The judge will long be remembered for breaking the gender barrier on the Supreme Court, a courageous public victory that reverberated throughout the American justice system, into the legal profession for which she had to fight so hard to access it, in all workplaces across the country. But she also deserves credit for breaking a second frontier: she spoke with rare frankness about how Alzheimer’s disease manifests itself – with its heavy responsibility and complex ethical issues – within the private confines of a marriage.

Sandra Day and John O’Connor met in the early 1950s, when they were both students at Stanford Law School. A date to work together on a Law Review article stretched into a few beers, and soon they had 40 dates in 40 days.
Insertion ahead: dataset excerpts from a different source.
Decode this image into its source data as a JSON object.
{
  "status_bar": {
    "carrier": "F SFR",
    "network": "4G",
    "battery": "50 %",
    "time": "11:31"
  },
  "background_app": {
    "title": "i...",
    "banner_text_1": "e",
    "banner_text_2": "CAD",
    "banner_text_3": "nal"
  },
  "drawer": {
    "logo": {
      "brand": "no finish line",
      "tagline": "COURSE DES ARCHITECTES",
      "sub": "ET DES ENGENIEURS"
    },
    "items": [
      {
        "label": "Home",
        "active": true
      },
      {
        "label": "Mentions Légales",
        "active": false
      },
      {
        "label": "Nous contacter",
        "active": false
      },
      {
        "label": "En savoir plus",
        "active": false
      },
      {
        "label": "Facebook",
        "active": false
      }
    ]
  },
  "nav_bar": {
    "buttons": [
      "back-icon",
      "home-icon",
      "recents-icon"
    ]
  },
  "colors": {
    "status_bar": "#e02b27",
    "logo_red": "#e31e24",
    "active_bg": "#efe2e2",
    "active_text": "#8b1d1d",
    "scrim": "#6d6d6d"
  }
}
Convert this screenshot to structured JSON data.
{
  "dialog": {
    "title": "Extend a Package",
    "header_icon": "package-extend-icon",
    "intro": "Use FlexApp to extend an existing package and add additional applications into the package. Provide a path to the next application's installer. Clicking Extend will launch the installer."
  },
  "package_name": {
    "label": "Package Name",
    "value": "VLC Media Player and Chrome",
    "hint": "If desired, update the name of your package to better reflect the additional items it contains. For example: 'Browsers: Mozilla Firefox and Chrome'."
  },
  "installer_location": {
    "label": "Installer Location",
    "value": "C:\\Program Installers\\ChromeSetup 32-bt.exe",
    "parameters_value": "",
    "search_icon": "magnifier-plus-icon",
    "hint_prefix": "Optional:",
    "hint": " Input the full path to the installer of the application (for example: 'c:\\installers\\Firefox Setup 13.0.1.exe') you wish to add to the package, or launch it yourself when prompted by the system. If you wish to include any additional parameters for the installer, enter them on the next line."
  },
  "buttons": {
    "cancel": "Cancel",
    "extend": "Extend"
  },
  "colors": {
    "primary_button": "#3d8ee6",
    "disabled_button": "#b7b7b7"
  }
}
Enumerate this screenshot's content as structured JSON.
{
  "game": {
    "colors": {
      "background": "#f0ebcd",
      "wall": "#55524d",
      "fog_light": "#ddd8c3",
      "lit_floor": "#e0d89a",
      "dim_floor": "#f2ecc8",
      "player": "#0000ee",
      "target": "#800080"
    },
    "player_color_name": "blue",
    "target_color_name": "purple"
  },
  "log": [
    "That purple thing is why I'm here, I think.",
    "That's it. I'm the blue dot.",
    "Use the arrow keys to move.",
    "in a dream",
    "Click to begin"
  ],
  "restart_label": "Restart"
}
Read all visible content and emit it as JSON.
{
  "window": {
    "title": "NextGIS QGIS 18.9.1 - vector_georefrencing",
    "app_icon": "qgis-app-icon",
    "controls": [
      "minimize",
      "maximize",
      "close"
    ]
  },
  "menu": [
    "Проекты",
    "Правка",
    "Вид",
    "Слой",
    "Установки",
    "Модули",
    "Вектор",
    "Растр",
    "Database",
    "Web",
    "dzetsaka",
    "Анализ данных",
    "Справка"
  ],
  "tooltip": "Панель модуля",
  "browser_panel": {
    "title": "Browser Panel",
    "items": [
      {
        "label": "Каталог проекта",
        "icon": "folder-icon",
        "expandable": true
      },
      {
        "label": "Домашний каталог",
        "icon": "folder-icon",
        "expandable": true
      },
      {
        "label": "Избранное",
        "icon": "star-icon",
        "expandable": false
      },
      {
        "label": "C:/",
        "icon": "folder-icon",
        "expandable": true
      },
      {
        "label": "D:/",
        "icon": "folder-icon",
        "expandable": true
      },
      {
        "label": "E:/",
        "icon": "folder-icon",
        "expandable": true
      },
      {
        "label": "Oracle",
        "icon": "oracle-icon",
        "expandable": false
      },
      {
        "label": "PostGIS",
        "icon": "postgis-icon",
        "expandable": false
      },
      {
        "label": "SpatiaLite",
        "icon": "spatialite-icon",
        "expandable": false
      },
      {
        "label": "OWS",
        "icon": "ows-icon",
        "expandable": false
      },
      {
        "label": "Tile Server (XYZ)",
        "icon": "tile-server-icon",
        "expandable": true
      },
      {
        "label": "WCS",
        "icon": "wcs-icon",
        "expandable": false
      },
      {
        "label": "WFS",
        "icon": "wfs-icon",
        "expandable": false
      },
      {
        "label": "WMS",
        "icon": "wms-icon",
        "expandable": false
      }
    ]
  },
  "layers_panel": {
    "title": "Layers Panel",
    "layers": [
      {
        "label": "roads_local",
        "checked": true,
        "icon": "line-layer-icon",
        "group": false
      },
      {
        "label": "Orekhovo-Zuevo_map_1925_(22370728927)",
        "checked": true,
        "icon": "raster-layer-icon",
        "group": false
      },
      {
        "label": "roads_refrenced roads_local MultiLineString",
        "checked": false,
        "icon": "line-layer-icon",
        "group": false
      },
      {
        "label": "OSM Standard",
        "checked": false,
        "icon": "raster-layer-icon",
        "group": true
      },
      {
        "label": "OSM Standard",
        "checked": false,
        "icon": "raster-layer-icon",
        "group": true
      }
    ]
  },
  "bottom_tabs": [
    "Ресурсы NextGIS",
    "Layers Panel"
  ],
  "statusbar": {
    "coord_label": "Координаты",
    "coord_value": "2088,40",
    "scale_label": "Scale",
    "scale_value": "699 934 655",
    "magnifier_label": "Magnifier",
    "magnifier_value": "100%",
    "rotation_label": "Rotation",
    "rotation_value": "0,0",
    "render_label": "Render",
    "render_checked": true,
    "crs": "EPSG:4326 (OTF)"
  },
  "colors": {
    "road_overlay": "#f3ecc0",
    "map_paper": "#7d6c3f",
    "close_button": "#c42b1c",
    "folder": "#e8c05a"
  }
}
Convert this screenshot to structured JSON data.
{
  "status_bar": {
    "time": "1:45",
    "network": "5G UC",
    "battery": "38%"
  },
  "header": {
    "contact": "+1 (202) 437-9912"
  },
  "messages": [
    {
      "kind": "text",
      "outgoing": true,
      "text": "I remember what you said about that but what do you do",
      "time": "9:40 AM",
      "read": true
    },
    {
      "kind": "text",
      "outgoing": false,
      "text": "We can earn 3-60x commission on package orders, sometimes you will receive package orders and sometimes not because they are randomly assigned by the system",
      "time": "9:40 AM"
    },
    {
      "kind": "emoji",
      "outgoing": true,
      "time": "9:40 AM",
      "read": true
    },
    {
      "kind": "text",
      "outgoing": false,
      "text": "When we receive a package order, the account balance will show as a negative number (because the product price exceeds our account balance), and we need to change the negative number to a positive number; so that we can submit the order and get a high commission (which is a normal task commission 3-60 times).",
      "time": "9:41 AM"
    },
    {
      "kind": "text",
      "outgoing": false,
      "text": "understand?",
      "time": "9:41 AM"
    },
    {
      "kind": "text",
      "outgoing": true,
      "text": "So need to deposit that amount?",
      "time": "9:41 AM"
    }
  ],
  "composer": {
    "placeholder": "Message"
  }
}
John was charming and impressed with his intellect. At the time he asked her to marry him, she reportedly refused three other proposals (including one from William Rehnquist: “To be specific, Sandy, will you marry me this summer?” “). She accepted John’s and they married in 1952.

She followed him to Germany when he was serving in the army; upon their return, they settled in Arizona, where they raised three sons until his appointment in 1981 necessitated a move to Washington, DC. “The first 25 years,” she would say later, “it was he who made the decisions: where we would live, what job he would accept, what he would do, what our life would be like. And after going on the field, I’m afraid I made a lot of those decisions… It balanced out.

When John was diagnosed in 1990, Justice O’Connor cared for him as best she could. “In the early days of my husband’s illness,” she later told a Senate committee on aging, “I often dragged him to court with me because he couldn’t be left alone. » She added: “Many caregivers make equally difficult decisions every day. » As she explained, “Alzheimer’s disease is a family disease.” In 2005, she announced that she would resign to spend more time with her husband. But over the next year, it became clear that he needed a different type of care. The decision was made to place him in an institution.

My father had died two years before, and during the decade of his illness, I paid close attention to what other people chose to share about Alzheimer’s. There has been remarkable silence about placing a family member in a facility designed to provide safe and appropriate care. I so admired Sandra Day O’Connor’s open-mindedness and imagined the thousands of people in similar situations who felt grateful that someone was shining a light on a dilemma that so many people suffer from in The shadow.

In 2007, she went even further, allowing her son Scott to reveal that John had fallen in love with a resident of the facility – and that he had done so with the former judge’s blessing. In an interview with KPNX-TV, a Phoenix station, Scott described how his mother would watch John and his new partner sitting together on a bench, clearly in love with each other. “Mom was delighted that Dad was relaxed, happy and comfortable living here.” She continued to visit him, even though he no longer recognized her.

People with Alzheimer’s disease lose connections, memories fade, but the desire for companionship runs deep, deeper than the disease. It is quite common for patients to develop new romantic or even sexual relationships. But it’s something that few people feel comfortable talking about.

A decade later, she spoke about dementia again. This time it was his. She did as my father did, writing a letter to her “friends and fellow Americans.” In it, she said, “While the final chapter of my life with dementia can be challenging, nothing has diminished my gratitude and deep appreciation for the countless blessings in my life. » It was his last public statement.

A person’s legacy is not limited to the grand course of history; Sometimes it’s about discrete choices that touch the lives of others. We will never know how many people were touched by Sandra Day O’Connor’s candor, how many people she inspired to let their husbands or wives find a different kind of happiness than the one they once imagined. She chose to remain firmly in love and happy with the man she spent so many years with. This too is worth remembering.

Patti Davis is the most recent author of “Floating in the Deep End: How Caregivers Can See Beyond Alzheimer’s.”